Victoria city council voted Thursday to study the impacts of removing minimum parking requirements from homes, relaxing restrictions on conversions and making it easier for homeowners to add suites — drastic measures aimed at rapidly adding units amid a worsening housing and rental crisis.
By a vote of 6-3, council gave the nod to city staff to explore the implications of sweeping recommendations introduced in a motion by councillors Dave Thompson and Krista Loughton.
The first report will look at the possibility of easing the criteria for owners eligible to convert their home into multiple units under the city’s House Conversion Regulations. The restrictions that could be eased or expanded include, but are not limited to:
- lot dimensions
- unit maximums
- minimum floor areas
- storey maximums
The first recommendation will also look into adding more garden suites and “enhancing communications” to the public about the option for a house conversion.
Staff will also report on the implications of amending bylaws to permit up to three suites, including garden suites and tiny homes, in current detached dwelling and duplex zones as well as suites in existing small-lot properties.
Such a change could “make it easier and more affordable to build garden suites and tiny homes and make the approvals process more streamlined, and to allow for additions to buildings in cases where units are secured rental,” the councillors’ motion reads.
Finally, staff will look into the impact of removing minimum parking space requirements for most or all Victoria homes and lots.
Under the current bylaw, single- and two-family dwellings, as well as semi-attached and attached dwellings, must provide one space per unit.

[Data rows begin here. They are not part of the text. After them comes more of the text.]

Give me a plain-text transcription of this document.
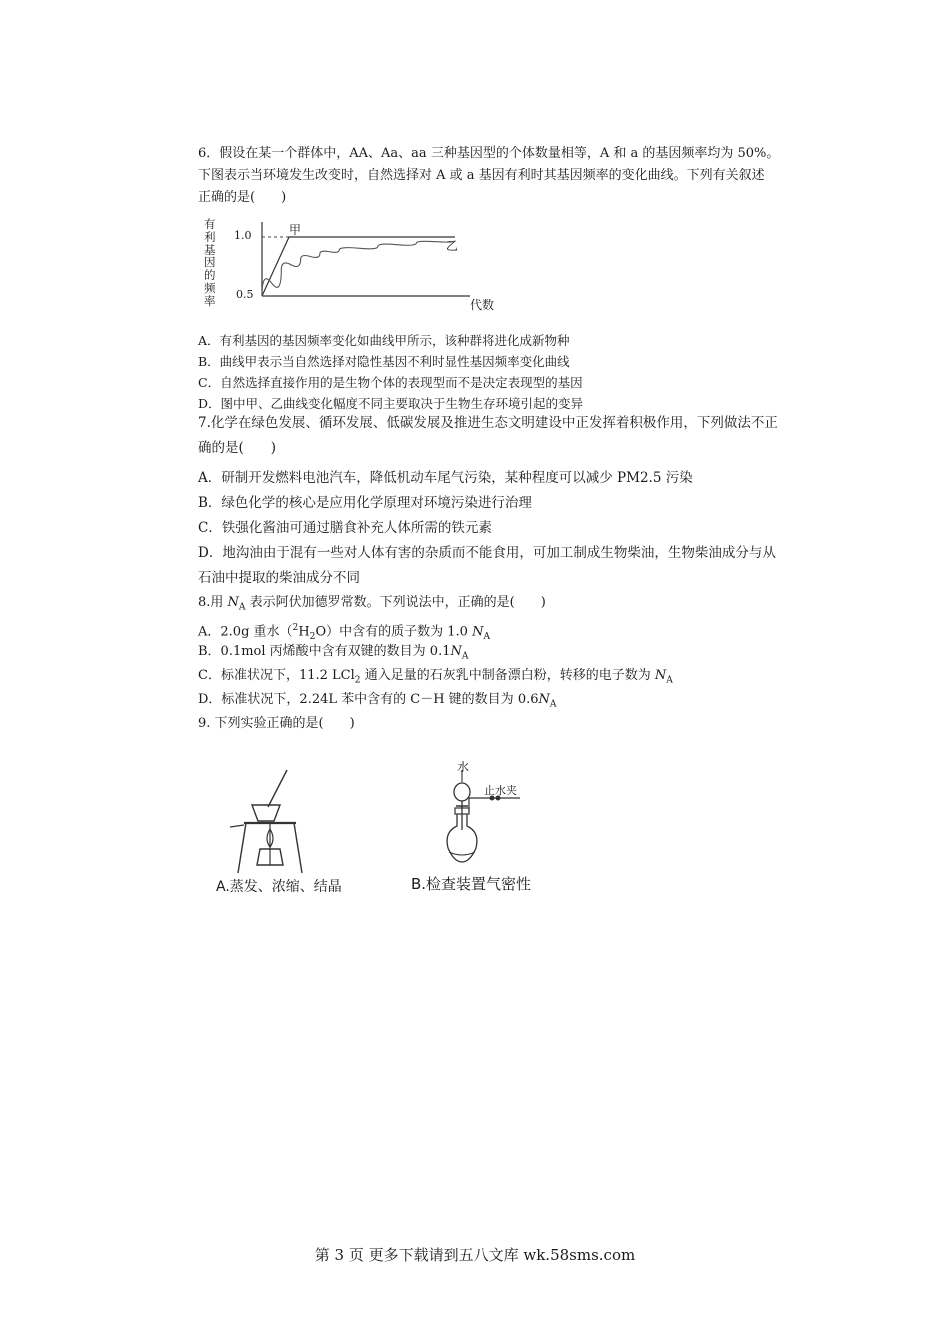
6．假设在某一个群体中，AA、Aa、aa 三种基因型的个体数量相等，A 和 a 的基因频率均为 50%。
下图表示当环境发生改变时，自然选择对 A 或 a 基因有利时其基因频率的变化曲线。下列有关叙述
正确的是(　　)
有利基因的频率
1.0
0.5
甲
乙
代数
A．有利基因的基因频率变化如曲线甲所示，该种群将进化成新物种
B．曲线甲表示当自然选择对隐性基因不利时显性基因频率变化曲线
C．自然选择直接作用的是生物个体的表现型而不是决定表现型的基因
D．图中甲、乙曲线变化幅度不同主要取决于生物生存环境引起的变异
7.化学在绿色发展、循环发展、低碳发展及推进生态文明建设中正发挥着积极作用，下列做法不正
确的是(　　)
A．研制开发燃料电池汽车，降低机动车尾气污染，某种程度可以减少 PM2.5 污染
B．绿色化学的核心是应用化学原理对环境污染进行治理
C．铁强化酱油可通过膳食补充人体所需的铁元素
D．地沟油由于混有一些对人体有害的杂质而不能食用，可加工制成生物柴油，生物柴油成分与从
石油中提取的柴油成分不同
8.用 $N_A$ 表示阿伏加德罗常数。下列说法中，正确的是(　　)
A．2.0g 重水$(^2H_2O)$中含有的质子数为 1.0 $N_A$
B．0.1mol 丙烯酸中含有双键的数目为 $0.1N_A$
C．标准状况下，11.2 LCl$_2$ 通入足量的石灰乳中制备漂白粉，转移的电子数为 $N_A$
D．标准状况下，2.24L 苯中含有的 C－H 键的数目为 $0.6N_A$
9. 下列实验正确的是(　　)
水
止水夹
A.蒸发、浓缩、结晶	B.检查装置气密性
第 3 页 更多下载请到五八文库 wk.58sms.com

For secondary or garden suites, one space must be provided in addition to the number of spaces required for the main dwelling.
That recommendation also asks staff to advise on expanding the adoption of transit passes for tenants, car sharing options, bike and mobility scooter parking and providing more accessible spaces for multi-unit buildings and streets.
Council also voted to examine the implications of advocating to the B.C. government for an amendment to the Local Government Act that would phase out grandfathered year-round short-term rentals in existing units and buildings.
Loughton and Thompson were joined by councillors Jeremy Caradonna, Matt Dell, Susan Kim and Mayor Marianne Alto in approving the motion, while councillors Chris Coleman, Marg Gardiner and Stephen Hammond were opposed.
Staff are expected to provide a verbal progress report by the end of February.